Above: James Street Gastropub and Speakeasy is a restaurant, full bar and live music venue.

Inside of 422 Foreland St. in Historic Deutschtown, there are old photos of The Boilermaker Jazz Band, Bo Diddley Jr. and Kenny Blake hanging on the wall.

The black and white photos, found in an upstairs room of the historic building, commemorate Pittsburgh Jazz artists who played there there over the years when the building was the home of the James Street Tavern, a center of Pittsburgh’s Jazz community.

Though James Street Tavern closed several years ago, and several other restaurants have since opened and closed, the venue’s new owners are looking to recreate the vibe and culture of James Street Tavern with the brand new James Street Gastropub and Speakeasy, which opened last month. 

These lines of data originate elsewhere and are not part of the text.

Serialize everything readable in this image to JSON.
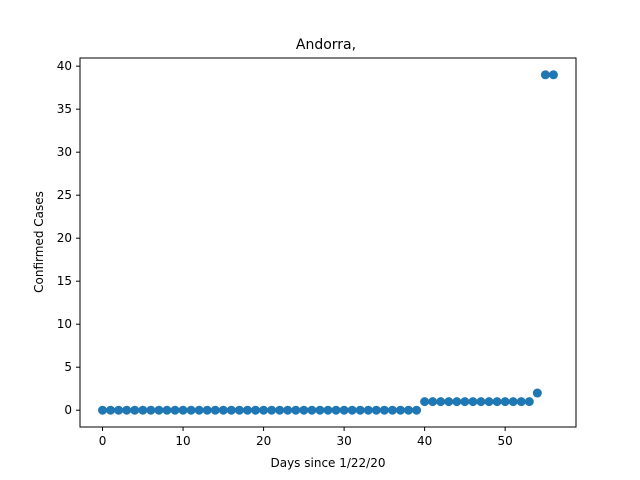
{
  "chart_data": {
    "type": "scatter",
    "title": "Andorra,",
    "xlabel": "Days since 1/22/20",
    "ylabel": "Confirmed Cases",
    "xlim": [
      -2.8,
      58.8
    ],
    "ylim": [
      -1.95,
      40.95
    ],
    "xticks": [
      0,
      10,
      20,
      30,
      40,
      50
    ],
    "yticks": [
      0,
      5,
      10,
      15,
      20,
      25,
      30,
      35,
      40
    ],
    "grid": false,
    "marker_color": "#1f77b4",
    "x": [
      0,
      1,
      2,
      3,
      4,
      5,
      6,
      7,
      8,
      9,
      10,
      11,
      12,
      13,
      14,
      15,
      16,
      17,
      18,
      19,
      20,
      21,
      22,
      23,
      24,
      25,
      26,
      27,
      28,
      29,
      30,
      31,
      32,
      33,
      34,
      35,
      36,
      37,
      38,
      39,
      40,
      41,
      42,
      43,
      44,
      45,
      46,
      47,
      48,
      49,
      50,
      51,
      52,
      53,
      54,
      55,
      56
    ],
    "y": [
      0,
      0,
      0,
      0,
      0,
      0,
      0,
      0,
      0,
      0,
      0,
      0,
      0,
      0,
      0,
      0,
      0,
      0,
      0,
      0,
      0,
      0,
      0,
      0,
      0,
      0,
      0,
      0,
      0,
      0,
      0,
      0,
      0,
      0,
      0,
      0,
      0,
      0,
      0,
      0,
      1,
      1,
      1,
      1,
      1,
      1,
      1,
      1,
      1,
      1,
      1,
      1,
      1,
      1,
      2,
      39,
      39
    ]
  }
}
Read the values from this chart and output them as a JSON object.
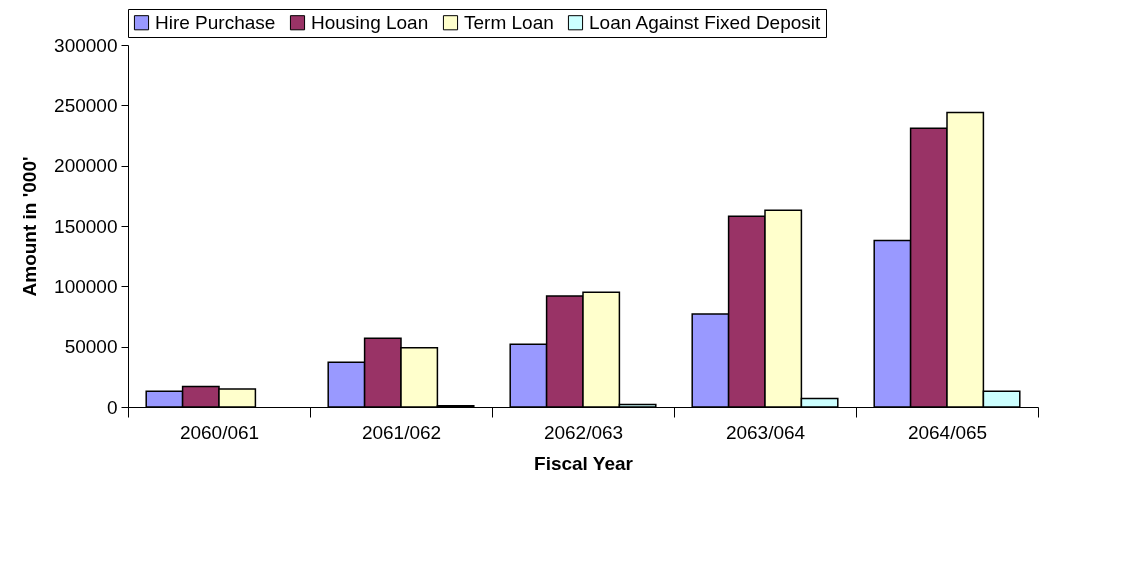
{
  "chart_data": {
    "type": "bar",
    "xlabel": "Fiscal Year",
    "ylabel": "Amount in '000'",
    "categories": [
      "2060/061",
      "2061/062",
      "2062/063",
      "2063/064",
      "2064/065"
    ],
    "series": [
      {
        "name": "Hire Purchase",
        "color": "#9999ff",
        "values": [
          13000,
          37000,
          52000,
          77000,
          138000
        ]
      },
      {
        "name": "Housing Loan",
        "color": "#993366",
        "values": [
          17000,
          57000,
          92000,
          158000,
          231000
        ]
      },
      {
        "name": "Term Loan",
        "color": "#ffffcc",
        "values": [
          15000,
          49000,
          95000,
          163000,
          244000
        ]
      },
      {
        "name": "Loan Against Fixed Deposit",
        "color": "#ccffff",
        "values": [
          null,
          1000,
          2000,
          7000,
          13000
        ]
      }
    ],
    "ylim": [
      0,
      300000
    ],
    "yticks": [
      0,
      50000,
      100000,
      150000,
      200000,
      250000,
      300000
    ],
    "grid": false,
    "legend": "top"
  }
}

“The James Street Tavern use to be a haven for jazz,” said Tony Mowod of the Pittsburgh Jazz Society. “It’ll be an advantage to draw people back to James Street.”

The new owners, Lisa Saftner and Adam Johnston, left their jobs last year with the intention of staring their own restaurant, but the idea of a jazz venue only came when they saw the James Street venue in the Northside.

“It’s almost what the buildings beckons us to have,” said Johnston. “This is such a rich, rich area for jazz. It’s unbelievable.”

Saftner and Johnston said they researched neighborhoods carefully before choosing the James Street location, and have been welcomed warmly by their neighbors, who they say are “almost as excited for us to be here as we are.”

“We want to be a part of the neighborhood,” said Saftner.

There will be live jazz music every Friday and Saturday, and the Pittsburgh Jazz Society will play at James Street Gastropub and Speakeasy every Sunday night from 6 to 9 p.m.

Saftner and Johnston said that though it’s a music venue, it’s primarily a restaurant. They offer a large menu with traditional pub food and several special items ranging in price between $8 and $30.

The restaurant officially opened in late December, and live music will begin the second weekend in January. The final project the owners are working on is a banquet space that will accommodate 120-150 people, which they anticipate will be finished in summer of 2012.

“We want to do right by this building,” said Saftner.